The neonatalogist came to our room, handed both of us a piece of paper with statistics on it. 23/0-23/6 weeks gestation – chance of survival: 11-30%. 24/0-24/6 weeks gestation – chance of survival: 50-60%. 25/0-25/6 weeks gestation – chance of survival: 65-80%. For all of these ages, chance of moderate to severe neurological impairment – 50-80%. You can try to imagine being handed this piece of paper, but until it is handed to you, talking about your child, you won’t know. I wish I didn’t know. Even at that point, I knew 26 weeks was a long 3 weeks away. That even 26 weeks meant a long, long NICU stay, and that this was actually now one of the best-case scenarios we were hoping for. (Funny, the things that start to look like best-case scenarios.) And I thought, in that moment, our daughter needs a name. She could be lying in a NICU for month undergoing surgeries and treatments and we haven’t given her a name.

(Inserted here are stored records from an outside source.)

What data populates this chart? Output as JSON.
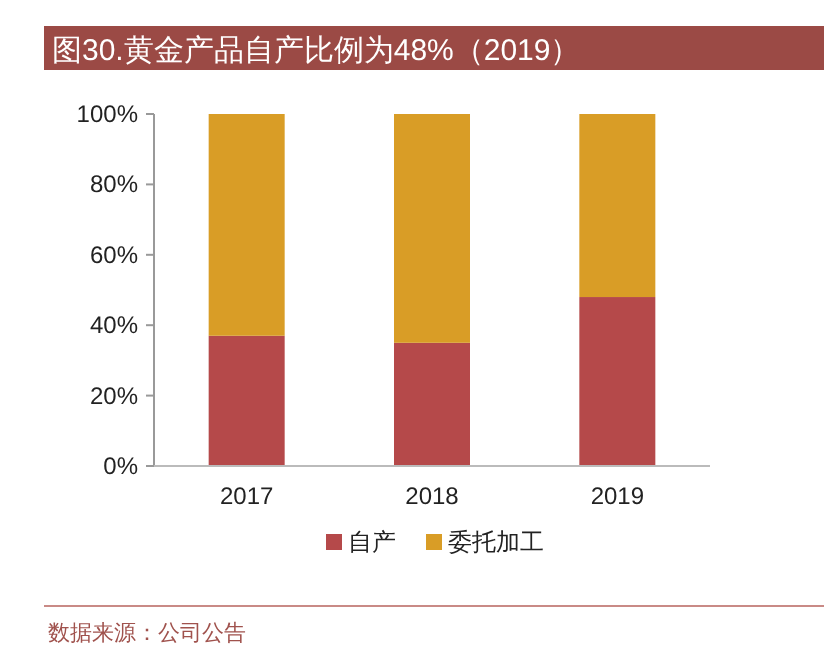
{
  "chart_data": {
    "type": "bar",
    "title": "图30.黄金产品自产比例为48%（2019）",
    "categories": [
      "2017",
      "2018",
      "2019"
    ],
    "stacked": true,
    "series": [
      {
        "name": "自产",
        "color": "#b5494a",
        "values": [
          37,
          35,
          48
        ]
      },
      {
        "name": "委托加工",
        "color": "#d99d26",
        "values": [
          63,
          65,
          52
        ]
      }
    ],
    "ylim": [
      0,
      100
    ],
    "yticks": [
      {
        "value": 0,
        "label": "0%"
      },
      {
        "value": 20,
        "label": "20%"
      },
      {
        "value": 40,
        "label": "40%"
      },
      {
        "value": 60,
        "label": "60%"
      },
      {
        "value": 80,
        "label": "80%"
      },
      {
        "value": 100,
        "label": "100%"
      }
    ],
    "legend": "bottom",
    "grid": false,
    "annotations": [
      "数据来源：公司公告"
    ]
  }
}
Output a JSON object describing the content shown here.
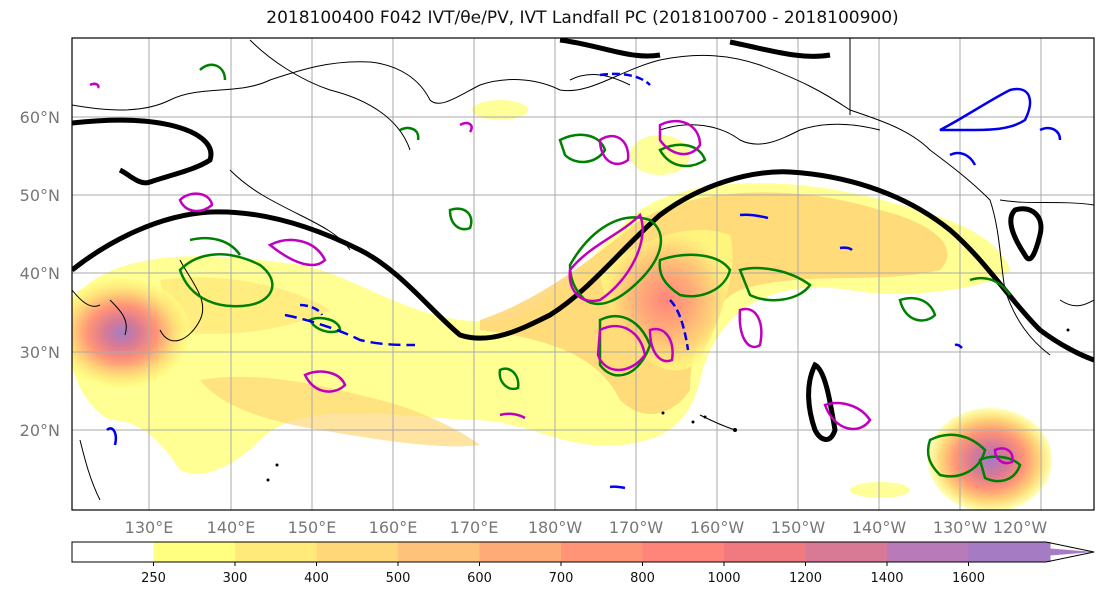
{
  "title": "2018100400 F042 IVT/θe/PV, IVT Landfall PC (2018100700 - 2018100900)",
  "lat_labels": [
    "60°N",
    "50°N",
    "40°N",
    "30°N",
    "20°N"
  ],
  "lon_labels": [
    "130°E",
    "140°E",
    "150°E",
    "160°E",
    "170°E",
    "180°W",
    "170°W",
    "160°W",
    "150°W",
    "140°W",
    "130°W",
    "120°W"
  ],
  "colorbar": {
    "ticks": [
      "250",
      "300",
      "400",
      "500",
      "600",
      "700",
      "800",
      "1000",
      "1200",
      "1400",
      "1600"
    ],
    "colors": [
      "#ffffff",
      "#ffff80",
      "#ffea7a",
      "#ffd778",
      "#ffc27a",
      "#ffab78",
      "#ff9477",
      "#ff857b",
      "#f07a80",
      "#d87a95",
      "#b87ab8",
      "#a57bc4"
    ]
  },
  "colors": {
    "ivt_contour_black": "#000000",
    "theta_e_green": "#008000",
    "pv_magenta": "#c000c0",
    "blue": "#0000ee",
    "grid": "#aaaaaa"
  }
}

Mentally, I’m cycling through our top three, which do I like best, which feels right, and out of nowhere I thought, Amy. Amy feels right. I wonder what Dan thinks about Amy. It wasn’t on our list of three; I’m pretty sure we never even actually discussed it when the list was bigger. The neonatalogist left, and I turned to Dan and said, “we have to name her. She could be in NICU or worse and she needs a name.”
And he said, “what do you think about Amy?”
He’d thought of it, apparently, the night before. And so we knew her name, and I can’t explain how grateful I was to have a name for her all weekend, for my pep talks I gave her about staying in the womb, for the crying we did about what if she didn’t make it home, for the moment she was born when the nurse asked us if she had a name. She did, and it was Amy.